When it works correctly, everything happens pretty quickly — to move one atom from a place to another — and we haven’t really tried to speed this up yet. It usually takes about a second — on the surface that we’re working in now. So the whole plan doesn’t take very long to move 20 or 30 atoms around. But we’re just at the first stages. We’re just beginning to start here. So we’re moving atoms of all the same kind on a flat surface in two dimensions and we’re not moving them terribly close to each other. We’re just making large geometries to confine electrons.

-So what’s next?

[23:35]: Another step would be to have different kinds of atoms and keep them straight, so that you can assemble things out of multiple species of atoms on the surface. Another step would be to do things in three dimensions to bring atoms up so you assemble a small cluster of atoms, say a square that was all filled in on one layer and then build something on top of that square. That’s still another step to this. So there are many, many different steps to this.
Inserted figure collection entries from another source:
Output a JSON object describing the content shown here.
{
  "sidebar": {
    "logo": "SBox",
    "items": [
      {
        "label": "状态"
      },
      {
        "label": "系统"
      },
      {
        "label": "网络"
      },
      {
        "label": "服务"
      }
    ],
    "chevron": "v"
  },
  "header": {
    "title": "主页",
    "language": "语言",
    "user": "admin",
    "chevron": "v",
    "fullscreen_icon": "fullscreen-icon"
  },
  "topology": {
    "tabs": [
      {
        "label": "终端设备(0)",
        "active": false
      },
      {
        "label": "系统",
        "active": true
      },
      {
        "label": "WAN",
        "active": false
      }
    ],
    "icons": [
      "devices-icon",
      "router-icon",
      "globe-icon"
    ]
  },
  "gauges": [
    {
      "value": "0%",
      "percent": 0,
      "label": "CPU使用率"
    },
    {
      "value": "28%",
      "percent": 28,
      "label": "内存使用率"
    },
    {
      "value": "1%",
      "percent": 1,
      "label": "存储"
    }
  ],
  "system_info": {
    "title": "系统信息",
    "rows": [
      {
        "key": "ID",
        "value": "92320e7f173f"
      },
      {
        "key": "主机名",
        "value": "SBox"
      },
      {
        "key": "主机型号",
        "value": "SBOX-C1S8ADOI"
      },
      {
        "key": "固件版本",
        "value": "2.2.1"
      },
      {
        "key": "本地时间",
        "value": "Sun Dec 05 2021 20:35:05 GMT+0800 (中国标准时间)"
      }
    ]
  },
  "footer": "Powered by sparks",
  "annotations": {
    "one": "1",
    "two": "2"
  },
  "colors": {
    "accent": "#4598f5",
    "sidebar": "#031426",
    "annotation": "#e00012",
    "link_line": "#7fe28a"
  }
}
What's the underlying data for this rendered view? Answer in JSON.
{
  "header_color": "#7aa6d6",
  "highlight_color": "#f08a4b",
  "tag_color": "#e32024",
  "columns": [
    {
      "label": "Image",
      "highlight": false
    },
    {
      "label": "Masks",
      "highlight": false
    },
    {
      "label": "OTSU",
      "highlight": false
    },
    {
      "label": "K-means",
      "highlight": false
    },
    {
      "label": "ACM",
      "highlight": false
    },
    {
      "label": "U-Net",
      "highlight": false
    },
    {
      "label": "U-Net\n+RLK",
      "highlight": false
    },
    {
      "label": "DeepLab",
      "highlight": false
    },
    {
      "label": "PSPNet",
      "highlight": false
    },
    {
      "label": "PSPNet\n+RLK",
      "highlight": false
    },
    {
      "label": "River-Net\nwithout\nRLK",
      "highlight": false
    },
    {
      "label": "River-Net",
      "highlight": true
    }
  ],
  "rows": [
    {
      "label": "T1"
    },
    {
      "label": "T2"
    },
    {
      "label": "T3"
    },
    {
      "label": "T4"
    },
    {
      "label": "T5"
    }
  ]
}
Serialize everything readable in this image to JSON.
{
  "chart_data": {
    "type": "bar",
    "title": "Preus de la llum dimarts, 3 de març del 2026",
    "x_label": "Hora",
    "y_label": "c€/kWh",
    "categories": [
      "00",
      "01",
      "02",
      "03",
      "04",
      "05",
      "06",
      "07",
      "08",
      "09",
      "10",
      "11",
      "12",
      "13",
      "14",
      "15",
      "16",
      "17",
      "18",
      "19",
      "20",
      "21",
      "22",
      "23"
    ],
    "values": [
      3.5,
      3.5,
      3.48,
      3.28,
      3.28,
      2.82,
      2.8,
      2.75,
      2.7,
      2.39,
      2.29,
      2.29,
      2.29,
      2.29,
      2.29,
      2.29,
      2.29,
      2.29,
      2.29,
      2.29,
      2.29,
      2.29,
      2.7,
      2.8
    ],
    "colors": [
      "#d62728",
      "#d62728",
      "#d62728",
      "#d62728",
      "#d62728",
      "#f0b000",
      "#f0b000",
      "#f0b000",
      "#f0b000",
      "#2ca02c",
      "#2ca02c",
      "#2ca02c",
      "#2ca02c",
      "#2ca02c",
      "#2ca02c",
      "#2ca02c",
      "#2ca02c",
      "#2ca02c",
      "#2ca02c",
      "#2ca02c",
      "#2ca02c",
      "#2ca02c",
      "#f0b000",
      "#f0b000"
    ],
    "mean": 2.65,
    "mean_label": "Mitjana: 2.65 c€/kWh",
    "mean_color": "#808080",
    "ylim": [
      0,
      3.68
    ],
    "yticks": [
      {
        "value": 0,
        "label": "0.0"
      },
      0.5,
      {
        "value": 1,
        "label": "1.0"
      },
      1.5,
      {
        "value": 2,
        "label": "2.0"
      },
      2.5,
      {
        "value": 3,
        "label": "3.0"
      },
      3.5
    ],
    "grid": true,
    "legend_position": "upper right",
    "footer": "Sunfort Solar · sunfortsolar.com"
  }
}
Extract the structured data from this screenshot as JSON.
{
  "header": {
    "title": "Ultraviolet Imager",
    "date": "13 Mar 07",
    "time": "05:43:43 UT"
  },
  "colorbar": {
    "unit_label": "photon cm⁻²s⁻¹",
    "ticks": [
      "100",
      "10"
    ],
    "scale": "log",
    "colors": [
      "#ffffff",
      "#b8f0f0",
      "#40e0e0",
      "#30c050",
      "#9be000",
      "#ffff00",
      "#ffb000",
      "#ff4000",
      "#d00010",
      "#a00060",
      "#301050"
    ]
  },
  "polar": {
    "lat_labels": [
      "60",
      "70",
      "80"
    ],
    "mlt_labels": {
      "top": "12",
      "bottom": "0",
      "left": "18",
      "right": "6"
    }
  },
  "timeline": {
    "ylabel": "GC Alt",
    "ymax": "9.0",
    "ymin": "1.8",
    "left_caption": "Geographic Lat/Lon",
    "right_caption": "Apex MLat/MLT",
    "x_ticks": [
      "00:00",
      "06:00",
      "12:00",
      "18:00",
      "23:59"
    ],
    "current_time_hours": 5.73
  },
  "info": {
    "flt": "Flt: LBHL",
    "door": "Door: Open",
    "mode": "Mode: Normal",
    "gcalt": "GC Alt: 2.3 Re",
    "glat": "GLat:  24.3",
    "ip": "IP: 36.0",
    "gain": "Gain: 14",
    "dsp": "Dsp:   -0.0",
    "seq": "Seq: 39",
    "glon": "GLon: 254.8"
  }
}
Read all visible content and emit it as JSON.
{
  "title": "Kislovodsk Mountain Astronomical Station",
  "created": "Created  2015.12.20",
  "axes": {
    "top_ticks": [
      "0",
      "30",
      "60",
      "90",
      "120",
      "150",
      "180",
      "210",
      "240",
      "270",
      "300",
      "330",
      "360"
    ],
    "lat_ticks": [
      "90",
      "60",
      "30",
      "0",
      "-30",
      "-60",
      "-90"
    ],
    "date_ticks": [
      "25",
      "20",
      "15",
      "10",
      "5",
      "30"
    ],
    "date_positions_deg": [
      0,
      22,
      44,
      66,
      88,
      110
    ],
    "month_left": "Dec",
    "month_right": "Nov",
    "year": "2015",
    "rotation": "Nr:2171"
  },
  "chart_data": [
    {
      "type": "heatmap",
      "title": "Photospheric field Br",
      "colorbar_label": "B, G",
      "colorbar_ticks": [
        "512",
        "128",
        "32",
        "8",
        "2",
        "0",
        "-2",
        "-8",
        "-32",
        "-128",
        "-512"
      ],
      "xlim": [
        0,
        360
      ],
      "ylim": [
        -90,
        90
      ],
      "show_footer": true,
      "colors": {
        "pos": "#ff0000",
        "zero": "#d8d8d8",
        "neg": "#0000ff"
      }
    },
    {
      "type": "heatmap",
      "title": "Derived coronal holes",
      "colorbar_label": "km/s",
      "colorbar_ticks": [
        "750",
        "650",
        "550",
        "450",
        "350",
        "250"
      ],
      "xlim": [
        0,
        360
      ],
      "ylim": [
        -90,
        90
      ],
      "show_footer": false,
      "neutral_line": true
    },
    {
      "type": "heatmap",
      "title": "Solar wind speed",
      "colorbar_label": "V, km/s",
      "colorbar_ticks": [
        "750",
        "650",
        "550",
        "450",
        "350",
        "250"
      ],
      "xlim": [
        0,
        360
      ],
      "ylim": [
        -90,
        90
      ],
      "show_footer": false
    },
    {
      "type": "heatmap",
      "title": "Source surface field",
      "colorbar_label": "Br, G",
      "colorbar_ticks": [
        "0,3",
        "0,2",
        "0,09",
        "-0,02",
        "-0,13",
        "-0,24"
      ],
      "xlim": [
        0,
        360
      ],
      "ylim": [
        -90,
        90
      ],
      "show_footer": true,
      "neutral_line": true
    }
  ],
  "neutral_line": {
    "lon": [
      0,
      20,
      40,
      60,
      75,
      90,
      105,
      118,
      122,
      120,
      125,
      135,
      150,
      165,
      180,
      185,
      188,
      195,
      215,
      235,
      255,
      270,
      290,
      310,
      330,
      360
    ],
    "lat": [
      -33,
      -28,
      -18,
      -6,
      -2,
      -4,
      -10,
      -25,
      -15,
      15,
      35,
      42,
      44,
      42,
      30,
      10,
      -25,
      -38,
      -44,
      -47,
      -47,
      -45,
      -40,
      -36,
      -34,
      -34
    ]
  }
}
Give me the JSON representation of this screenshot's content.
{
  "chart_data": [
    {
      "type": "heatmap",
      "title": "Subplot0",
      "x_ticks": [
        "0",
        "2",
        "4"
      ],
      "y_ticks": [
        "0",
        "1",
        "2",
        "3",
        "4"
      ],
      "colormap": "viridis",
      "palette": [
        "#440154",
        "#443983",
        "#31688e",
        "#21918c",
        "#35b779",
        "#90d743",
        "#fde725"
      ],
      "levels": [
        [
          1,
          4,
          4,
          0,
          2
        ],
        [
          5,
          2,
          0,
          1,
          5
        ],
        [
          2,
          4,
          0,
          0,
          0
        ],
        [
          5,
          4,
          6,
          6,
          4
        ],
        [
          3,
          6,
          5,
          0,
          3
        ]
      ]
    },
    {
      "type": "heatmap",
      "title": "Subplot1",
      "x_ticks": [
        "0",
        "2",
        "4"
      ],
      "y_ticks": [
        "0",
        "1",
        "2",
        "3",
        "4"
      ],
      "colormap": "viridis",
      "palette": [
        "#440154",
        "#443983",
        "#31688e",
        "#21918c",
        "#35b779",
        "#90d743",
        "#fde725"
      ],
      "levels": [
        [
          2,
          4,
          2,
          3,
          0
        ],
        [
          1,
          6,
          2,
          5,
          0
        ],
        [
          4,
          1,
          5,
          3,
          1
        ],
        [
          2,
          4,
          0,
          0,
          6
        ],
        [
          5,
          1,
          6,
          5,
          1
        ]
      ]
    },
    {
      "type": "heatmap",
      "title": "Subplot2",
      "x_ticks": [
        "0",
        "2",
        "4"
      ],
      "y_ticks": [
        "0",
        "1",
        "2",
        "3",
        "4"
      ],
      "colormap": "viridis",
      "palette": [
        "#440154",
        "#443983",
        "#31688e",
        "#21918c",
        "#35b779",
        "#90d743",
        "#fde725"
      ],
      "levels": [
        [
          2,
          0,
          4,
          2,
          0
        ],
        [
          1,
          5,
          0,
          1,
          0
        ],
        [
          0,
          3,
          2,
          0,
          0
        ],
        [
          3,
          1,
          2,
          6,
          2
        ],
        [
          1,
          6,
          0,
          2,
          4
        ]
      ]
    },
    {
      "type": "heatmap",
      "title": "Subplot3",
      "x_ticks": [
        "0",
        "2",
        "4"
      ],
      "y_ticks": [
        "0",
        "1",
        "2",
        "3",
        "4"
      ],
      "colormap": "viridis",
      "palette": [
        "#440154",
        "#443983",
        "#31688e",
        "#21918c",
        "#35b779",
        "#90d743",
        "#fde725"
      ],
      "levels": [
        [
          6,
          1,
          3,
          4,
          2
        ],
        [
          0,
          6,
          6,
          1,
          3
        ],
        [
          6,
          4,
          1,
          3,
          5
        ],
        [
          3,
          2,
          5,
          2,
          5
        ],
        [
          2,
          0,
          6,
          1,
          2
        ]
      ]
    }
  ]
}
Another major step would be to actually understand the interaction between the atom on the tip and the atom on the surface — that is actually understand the forces … and it’s really chemistry on a very fine level. I mean you’ve got an atom sitting there nestled in among a few other atoms on the surface and you have another atom approaching it from above … it has a certain voltage on it and it’s a certain current passing between them and you can explore hopefully the forces between those two atoms — one interesting thing about that is if you could reliably figure out how to pick an atom up on the surface and put it on the end of the tip and then also reliably put it back exactly onto the surface where you want it. It’s kind of like a crane on a construction site. So we’re actually now moving the atoms around more like bulldozers where we’re pushing them around on the surface or dragging them around on the surface might be more correct. A future enhancement might be to pick each one up selectively and put it down.

And this has been done by others, but it’s not been done reliably yet. You can’t be sure you pick it up. You can’t be sure you put it down. And the last thing you want to do is remove atoms from the surface and have them disappear on the tip somewhere and not be sure what atoms are on your tip and what atoms are on your surface. So it’s something that really has to be worked out.

-What impact do you think your work will have?

[27:25]: And if we can really understand what happens in these nanometer dimensions and how we can modify the structure over nanometer scales to make better devices, better materials, we can generally improve the technological infrastructure of the country — either by having more durable materials, having more effective pharmaceuticals, having more efficient or higher speed computers, having better information storage, to have more information at your fingertips, using battery operated devices that are attached to your belt or cell phones that have a miraculous amount of information in them. So it’s a new venture into a new regime that offers many, many opportunities. And we are trying to understand how to measure these devices — how to measure their properties on the nanoscale to allow us to help fuel this revolution toward nanoscale technology and the devices it’s going to foster.